The Rhetorical Conundrum of Wrongful Birth Lawsuits
Imagine suing your doctor or medical team for the harm of not providing you with the option of terminating your pregnancy. While it may sound fantastical, this is the actual situation in a subset of medical malpractice lawsuits called “wrongful birth.” The Oral Communication Center recently sponsored a lecture titled “You Should Never Have Been Born: The Rhetorical Conundrum of Wrongful Birth Lawsuits,” by Vesta T. Silva , associate professor of communication arts at Allegheny College.
As a rhetorician, Silva studies the public discourse about wrongful birth lawsuits in the United States and Canada. Advancements in genetic testing and changing cultural definitions of risk and responsibility have made the conundrum of wrongful birth lawsuits more and more prevalent among families of severely disabled children, and even among the disabled children themselves.

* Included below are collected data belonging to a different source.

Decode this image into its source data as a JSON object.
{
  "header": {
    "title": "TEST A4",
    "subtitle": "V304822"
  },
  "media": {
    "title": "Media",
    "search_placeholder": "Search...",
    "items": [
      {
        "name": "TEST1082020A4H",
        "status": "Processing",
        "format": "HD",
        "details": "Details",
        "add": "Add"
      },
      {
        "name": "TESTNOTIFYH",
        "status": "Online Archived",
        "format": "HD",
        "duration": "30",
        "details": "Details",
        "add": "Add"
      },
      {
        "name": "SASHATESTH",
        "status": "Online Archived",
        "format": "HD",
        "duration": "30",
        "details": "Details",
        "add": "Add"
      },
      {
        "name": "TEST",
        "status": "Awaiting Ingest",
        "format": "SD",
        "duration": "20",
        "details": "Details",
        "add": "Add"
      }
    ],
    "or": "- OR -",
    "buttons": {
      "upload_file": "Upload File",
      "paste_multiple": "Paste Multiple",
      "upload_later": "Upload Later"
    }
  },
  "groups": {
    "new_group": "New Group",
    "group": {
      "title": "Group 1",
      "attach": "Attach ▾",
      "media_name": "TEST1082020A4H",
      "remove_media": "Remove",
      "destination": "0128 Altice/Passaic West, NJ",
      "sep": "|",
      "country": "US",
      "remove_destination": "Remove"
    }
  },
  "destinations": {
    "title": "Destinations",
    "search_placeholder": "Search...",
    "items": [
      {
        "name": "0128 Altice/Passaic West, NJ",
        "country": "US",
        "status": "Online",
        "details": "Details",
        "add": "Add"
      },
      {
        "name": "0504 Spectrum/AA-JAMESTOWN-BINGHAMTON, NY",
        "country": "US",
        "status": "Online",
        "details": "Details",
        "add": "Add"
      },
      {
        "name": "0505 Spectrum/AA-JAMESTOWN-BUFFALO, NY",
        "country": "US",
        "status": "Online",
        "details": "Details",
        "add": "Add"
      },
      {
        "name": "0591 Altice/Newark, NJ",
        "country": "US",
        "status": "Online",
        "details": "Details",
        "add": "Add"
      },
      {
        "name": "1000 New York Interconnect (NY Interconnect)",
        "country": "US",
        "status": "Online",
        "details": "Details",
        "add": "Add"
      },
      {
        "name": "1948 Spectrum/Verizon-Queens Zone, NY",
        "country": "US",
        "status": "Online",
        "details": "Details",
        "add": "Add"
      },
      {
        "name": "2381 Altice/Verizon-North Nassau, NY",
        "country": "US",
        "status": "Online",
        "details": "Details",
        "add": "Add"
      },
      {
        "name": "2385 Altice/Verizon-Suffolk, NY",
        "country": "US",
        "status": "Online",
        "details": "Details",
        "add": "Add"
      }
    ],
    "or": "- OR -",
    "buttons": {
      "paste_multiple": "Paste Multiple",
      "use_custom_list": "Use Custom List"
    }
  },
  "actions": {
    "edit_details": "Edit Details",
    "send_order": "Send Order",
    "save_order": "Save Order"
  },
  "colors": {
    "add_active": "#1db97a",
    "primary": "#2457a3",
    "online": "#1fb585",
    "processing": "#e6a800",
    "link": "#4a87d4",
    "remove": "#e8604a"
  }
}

U.S. courts first recognized “wrongful birth” as a legitimate claim in 1978, and it is now legal in 30 states. According to Silva, “Despite the seemingly controversial and sensational nature of [wrongful birth] cases, both the scholarly discourses and the news media narratives about them are generally supportive of the parents and their suits.” In her lecture Silva said that the public discussion and media coverage tend to focus on the disability and medical mistakes when they should instead focus on the harrowing moral choices the prospective parents must face.
In these controversial cases, according to Silva, eugenics meets neoliberalism: improvement of the human race meets rational self-interest through deregulation and privatization. Modern day families, medical institutions, and media sources may think that the rise of genetic testing fosters perfection of the human race, but it results in the moral dilemma of choosing what to do with such information, especially when it affects life within the womb.
Silva analyzed the discourse around several wrongful birth cases, which she said “serve as limit cases of wider genetic models of health and responsibility” within 21st century discussions of risk, identity and abortion. She challenged her audience not only to think about these cases but also to consider their own stance on the moral issues involved.
During the discussion following the lecture, Silva was asked about the discourses of wrongful birth lawsuits among disabled children themselves and in the medical community. She responded that there was “very little [general discussion] at this point.” The discussion tends to focus on the legal aspects of such suits and appears most often in public media channels and through community dialogue.
Later that afternoon Silva led a faculty development workshop titled “From Idea to Assessment: Integrating Speaking Assignments Effectively in Courses.”